“O Que Nos Trouxe A Este Estado Instável Do Mundo?” (Medium)

Medium publicou meu novo artigo: “O Que Nos Trouxe A Este Estado Instável Do Mundo?

O desenvolvimento do desejo humano de desfrutar nos é revelado hoje em todas as suas nuances, desde disputas de poder entre parentes até guerras entre países e blocos. Esse desejo nos leva a revelar nossa natureza humana maligna para que entendamos que somos incapazes de continuar vivendo dessa maneira e percebamos que não há escolha a não ser fazer mudanças que nos permitirão sobreviver.

Como exemplo, vamos viajar nas profundezas da floresta amazônica. Imagine conhecer os indígenas que não sentem que eles e você são almas diferentes. Qualquer pessoa que cruze seu caminho se sente como um membro da família para eles, e eles não nutrem pensamentos maliciosos em relação aos outros.

Em contraste, pegue um voo para uma das metrópoles do mundo e visite seus magníficos monumentos culturais. Se de repente você ouvir passos rápidos atrás de você, seu coração começará a acelerar e você olhará para trás para verificar se está prestes a ser atacado por um estranho.

Quanto mais desenvolvida é uma cultura, mais alienação, solidão, perigo e medo são sentidos dentro dela. Agora, mesmo em casa, o que deveria ser o porto seguro de uma pessoa, há lutas de poder e competição acirrada entre irmãos (quem é mais forte, quem tem mais sucesso, quem está no controle) e entre os cônjuges.

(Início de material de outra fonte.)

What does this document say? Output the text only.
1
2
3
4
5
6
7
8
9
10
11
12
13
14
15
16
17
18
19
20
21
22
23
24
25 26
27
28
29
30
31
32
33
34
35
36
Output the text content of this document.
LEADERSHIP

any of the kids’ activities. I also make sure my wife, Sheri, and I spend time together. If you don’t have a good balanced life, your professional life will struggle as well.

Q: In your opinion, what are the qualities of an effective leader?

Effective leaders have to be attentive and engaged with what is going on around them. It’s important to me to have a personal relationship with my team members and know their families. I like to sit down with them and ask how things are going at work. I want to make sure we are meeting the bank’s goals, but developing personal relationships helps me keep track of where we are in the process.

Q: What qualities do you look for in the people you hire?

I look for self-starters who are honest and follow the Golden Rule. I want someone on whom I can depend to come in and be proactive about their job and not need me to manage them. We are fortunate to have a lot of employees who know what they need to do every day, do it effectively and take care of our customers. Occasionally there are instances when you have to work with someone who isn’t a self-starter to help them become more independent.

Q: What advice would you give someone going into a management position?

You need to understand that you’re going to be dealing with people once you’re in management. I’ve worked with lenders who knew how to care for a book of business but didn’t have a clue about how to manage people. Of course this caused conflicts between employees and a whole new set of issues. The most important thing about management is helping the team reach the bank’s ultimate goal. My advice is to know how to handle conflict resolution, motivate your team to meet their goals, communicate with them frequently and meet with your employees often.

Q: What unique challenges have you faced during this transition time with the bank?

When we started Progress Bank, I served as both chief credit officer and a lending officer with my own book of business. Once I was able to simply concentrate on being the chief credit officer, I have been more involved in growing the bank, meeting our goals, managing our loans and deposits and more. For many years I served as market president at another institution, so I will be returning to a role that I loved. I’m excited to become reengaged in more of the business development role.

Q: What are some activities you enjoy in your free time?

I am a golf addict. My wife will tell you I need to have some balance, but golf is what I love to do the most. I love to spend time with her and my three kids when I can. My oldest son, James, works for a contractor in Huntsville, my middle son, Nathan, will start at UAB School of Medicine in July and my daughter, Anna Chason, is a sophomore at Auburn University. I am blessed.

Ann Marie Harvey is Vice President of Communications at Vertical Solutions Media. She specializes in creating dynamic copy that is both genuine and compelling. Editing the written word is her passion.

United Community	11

Nas sociedades avançadas, o sentimento de proximidade natural está desaparecendo porque essa é a natureza humana. O motor interior do mundo é o desejo de ter prazer. Esse desejo se desenvolve em nós e, por um lado, nos leva a inventar tecnologias avançadas e capacidades complexas e sensíveis, e, por outro, nos separa gradualmente uns dos outros. Antigamente, a sociedade humana vivia exclusivamente em relações como aquelas entre tribos na Amazônia. Hoje, as pessoas vivem em grande parte em uma metrópole global cruel, competitiva e militante.

Mesmo no jardim de infância, você pode ver como funciona esse desejo, como as crianças que têm vários brinquedos nas mãos e podem dar alguns para os outros, em vez disso, ficam com eles e não compartilham. Para nós adultos, o desejo de prazer está disfarçado em camadas de polidez e sofisticação, mas claramente se multiplicou e se intensificou. Estes são indicadores de um crescente egoísmo, o crescente desejo natural de satisfazer a si mesmo sem se importar com os outros.

Mesmo que entendamos que é impossível continuar assim e que estejamos destruindo a nós mesmos e ao mundo conosco, como vamos lidar com o mesmo desejo natural de receber em benefício próprio em detrimento dos outros que cresceu dentro de nós? Onde obteremos a força para mudar? Como podemos moldar o desejo de ter prazer apenas para nós mesmos para que ainda nos sintamos próximos dos outros, pelo menos a ponto de não nos devorarmos?

Os animais também têm desejo de prazer, mas é limitado. Não permite que eles se destruam. Existe um equilíbrio entre todas as formas de vida animal e vegetal, elas se apoiam e ajudam umas às outras. Mas nos humanos, o ego cresce para pensar que só há espaço para uma pessoa no mundo: e esse sou eu!

Em um ser humano evoluído, o equilíbrio não funciona mais instintivamente, mas devemos aprender a ativá-lo. Devemos aprender o método para levar a humanidade a um estado em que nenhuma pressão egoísta assuma, explore e conquiste os outros, mas, ao contrário, ative o desejo de beneficiar os outros; desenvolveremos um sentido real de nós.

Quando começamos a dar pequenos passos em direção à conexão, uma nova atitude se revela na vontade do homem, um traço de doação que vem do poder universal da natureza: o poder que nos criou. Ele espera que mudemos nossas atitudes egoístas e mudemos nossas ações para o benefício de todos, inclusive de nós mesmos.